Обычно я старался проверить работы в школе, чтоб не носить домой, но сегодня не стал задерживаться, надо было застать дядю Сережу, пока трезв. Дядя Сережа служил в пивной сборщиком кружек, должность, не учтенная финорганами, но существующая. За службу ему платила Марья Семеновна, буфетчица. Расценки были суровы — два рубля в день, это если доработаешь до конца дня, а не доработаешь — ни копейки. И попробуй тут доработай, когда пивная под открытым небом — ее прозвали загон, — когда снег и дождь, все на тебя, когда в пьющих в отличие от многих не дремлет сострадание, и часто в загоне звучит фраза: «Погрейся, дядь Сереж», — и как не погреться, ибо заболей дядя Сережа, и кто же его будет лечить, кому он нужен? Дядя Сережа одинок, некому отвезти его в больницу, у него и паспорта нет.
Дядя Сережа был нужен мне вот почему — у него первое время, уйдя из семьи, жил Олег. Получилось, что я же их и познакомил. Я звал к себе, Олег уперся: «Ни за что! Жены твоей стыдно, в таких случаях у женщин есть солидарность, и правильно. Кто я? Бросивший детей начинающий алиментщик. Дети: где папа, где папа? — а я буду рассуждать о том, что меня Вера не понимает. А может, и правильно. Что понимать? Что я, отечество спасаю? Если я семью не спас, какой же из меня спаситель? Нет, нет! Пойдем вот по кружке тяпнем и подумаем, «что под жизнью беспутной и путной понимают людские умы» и так ли уж безгрешна Идея, оправдывает ли служение ей развал семьи».

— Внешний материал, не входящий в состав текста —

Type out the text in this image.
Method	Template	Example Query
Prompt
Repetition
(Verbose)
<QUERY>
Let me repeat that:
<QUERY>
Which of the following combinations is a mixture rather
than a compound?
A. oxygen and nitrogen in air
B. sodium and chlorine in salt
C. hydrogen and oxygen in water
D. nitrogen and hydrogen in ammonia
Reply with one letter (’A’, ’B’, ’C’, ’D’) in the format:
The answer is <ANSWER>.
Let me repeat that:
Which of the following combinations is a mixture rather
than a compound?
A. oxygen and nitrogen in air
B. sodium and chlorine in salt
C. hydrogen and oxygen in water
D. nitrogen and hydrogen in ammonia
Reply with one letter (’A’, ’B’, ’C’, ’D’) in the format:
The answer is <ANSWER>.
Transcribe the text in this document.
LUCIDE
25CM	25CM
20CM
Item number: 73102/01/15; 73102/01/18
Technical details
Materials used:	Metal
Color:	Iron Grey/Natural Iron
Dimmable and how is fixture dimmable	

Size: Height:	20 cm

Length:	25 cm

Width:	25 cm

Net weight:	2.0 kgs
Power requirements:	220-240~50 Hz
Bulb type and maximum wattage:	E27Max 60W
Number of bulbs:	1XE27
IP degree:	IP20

Недели две пробыл Олег у дяди Сережи, перетащил все рукописи к нему, а потом снял комнату у старухи. Но бумаги к ней перевез не все. Вот за ними я и шел.
Олег прямо-таки гордился дружбой с дядей Сережей. Зачастую водил к нему приятелей, и дядя Сережа был определителем их человеческих качеств. Олег прозвал дядю Сережу Шланбоем. Почему? Попробуйте догадаться, что значит слово «шланбой». Олег догадался. Оно означает шлагбаум. Дядя Сережа плохо произносил сложные слова. «Я когда сидел, то два года было тяжело, а восемь лет легко: шланбой поднимал». Это он работал на проходной. «Попробуй не восхитись человеком, когда он восемь лет поднимает шлагбаум и не выучит его название», — смеялся Олег. Еще Олег рассказывал о вопиющем факте эксплуатации дяди Сережи. «Вот он сломал руку, рука в гипсе. Ему буфетчица платит не два рубля, а один рубль, ведь он носит кружки не двумя руками, а одной. А то и вовсе не платит. Он, бедняга, держится до конца смены, ему же деньги нужны, ему же картошки и хлеба купить надо. Курит. И таскает кружки, рыбьи кости подметает, от подношений отказывается, чтоб не упасть. А она за полчаса до конца смены подзывает и предлагает выпить. Он не смеет отказаться, хлопнет бормотухи, или, как он говорит, бутырмаги, на полтинник и резко выходит из строя. Ей два рубля платить не надо. А полчаса ей любой из добровольцев порожняк за кружку потаскает. И хрусталь отнесут». Порожняком, поясню, назывались пустые кружки, а хрусталем — опорожненные бутылки.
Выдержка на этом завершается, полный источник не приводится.